Segmentação é eficiência — e não exclusão
Um erro comum em escritórios é acreditar que segmentar o público significa limitar a atuação. Na prática, acontece o contrário. Ao definir com clareza os perfis que o escritório quer atender, as ações se tornam mais eficazes, a linguagem mais apropriada e a proposta de valor mais aderente à realidade daquele grupo.
Você pode, sim, ter diversos segmentos atendidos — desde que os trate com abordagens distintas.
O conteúdo direcionado para CEOs de empresas familiares deve ser diferente daquele preparado para diretores jurídicos de multinacionais. O ritmo de follow-up para startups em rodada de investimento precisa ser mais intenso do que para empresas em recuperação judicial.
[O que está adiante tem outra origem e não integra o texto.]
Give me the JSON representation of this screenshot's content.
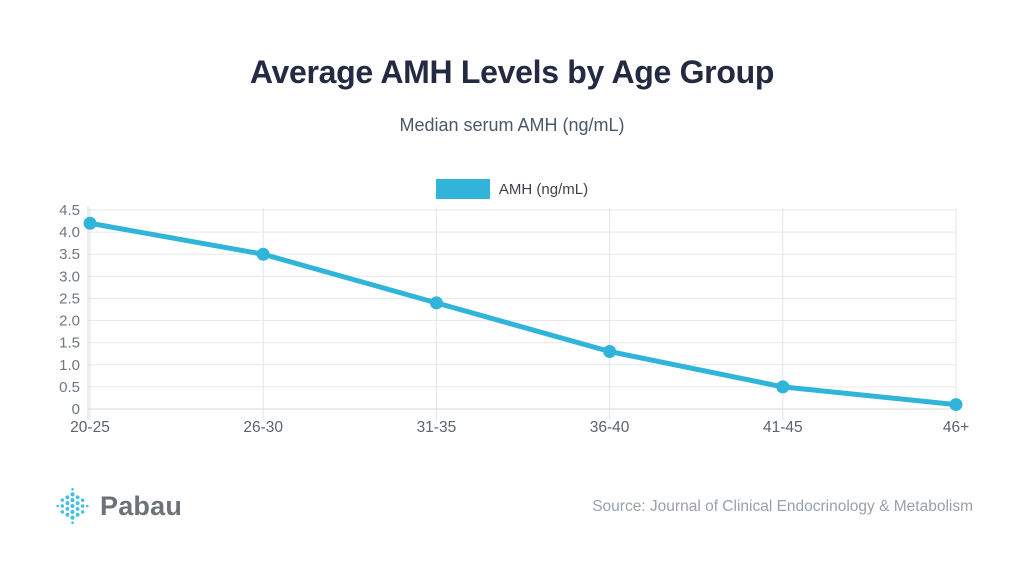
{
  "page": {
    "background": "#ffffff",
    "accent_color": "#30b4da"
  },
  "header": {
    "title": "Average AMH Levels by Age Group",
    "subtitle": "Median serum AMH (ng/mL)"
  },
  "legend": {
    "label": "AMH (ng/mL)",
    "swatch_color": "#30b4da"
  },
  "chart_data": {
    "type": "line",
    "title": "Average AMH Levels by Age Group",
    "subtitle": "Median serum AMH (ng/mL)",
    "categories": [
      "20-25",
      "26-30",
      "31-35",
      "36-40",
      "41-45",
      "46+"
    ],
    "series": [
      {
        "name": "AMH (ng/mL)",
        "values": [
          4.2,
          3.5,
          2.4,
          1.3,
          0.5,
          0.1
        ],
        "color": "#30b4da"
      }
    ],
    "xlabel": "",
    "ylabel": "",
    "ylim": [
      0,
      4.5
    ],
    "y_ticks": [
      4.5,
      4.0,
      3.5,
      3.0,
      2.5,
      2.0,
      1.5,
      1.0,
      0.5,
      0
    ],
    "y_tick_labels": [
      "4.5",
      "4.0",
      "3.5",
      "3.0",
      "2.5",
      "2.0",
      "1.5",
      "1.0",
      "0.5",
      "0"
    ],
    "grid": true,
    "legend_position": "top",
    "marker": "circle"
  },
  "footer": {
    "brand": "Pabau",
    "source": "Source: Journal of Clinical Endocrinology & Metabolism"
  },
  "colors": {
    "title": "#232a42",
    "subtitle": "#4c5866",
    "grid_line": "#e7e9ec",
    "grid_line_vertical": "#e2e5e8",
    "axis_line": "#d5d9dd",
    "y_tick_text": "#6e7681",
    "x_tick_text": "#5c636d",
    "logo_dot": "#44c0e4"
  }
}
E a lógica de cobrança de um cliente institucional não pode ser a mesma usada com uma família que precisa de planejamento sucessório.
Se você ainda envia o mesmo material institucional para todos os seus contatos, há algo importante a repensar.
Cinco caminhos práticos para começar a evoluir o conhecimento do seu cliente
Crie uma base de dados qualificada.
Não basta nome, e-mail e CNPJ. Inclua setor, cargo, histórico de relacionamento, momento atual e nível de engajamento.Implemente pesquisas rápidas de satisfação.
Não espere a insatisfação virar cancelamento. Pergunte com frequência o que pode ser melhorado.Desenhe personas com base em clientes reais.
Nada de arquétipos genéricos. Use dados reais para construir representações que façam sentido para o time.Estabeleça uma régua de relacionamento.
Mapeie pontos de contato estratégicos: onboarding, aniversários de contrato, encerramento de demandas, atualizações legislativas, entre outros.Crie um comitê interno de relacionamento.
Forme um grupo com sócios e advogados para revisar, trimestralmente, os principais contratos, identificar riscos e oportunidades.
O conhecimento do cliente não é uma tarefa a ser terceirizada. É uma competência central para a sobrevivência e o crescimento de qualquer escritório. Quem ignora esse fator pode até manter as portas abertas por algum tempo — mas dificilmente vai construir um negócio que se sustente em um mercado cada vez mais competitivo, exigente e orientado por valor.
Se conhecer o cliente é tão essencial, por que essa ainda não é uma prioridade absoluta no seu escritório?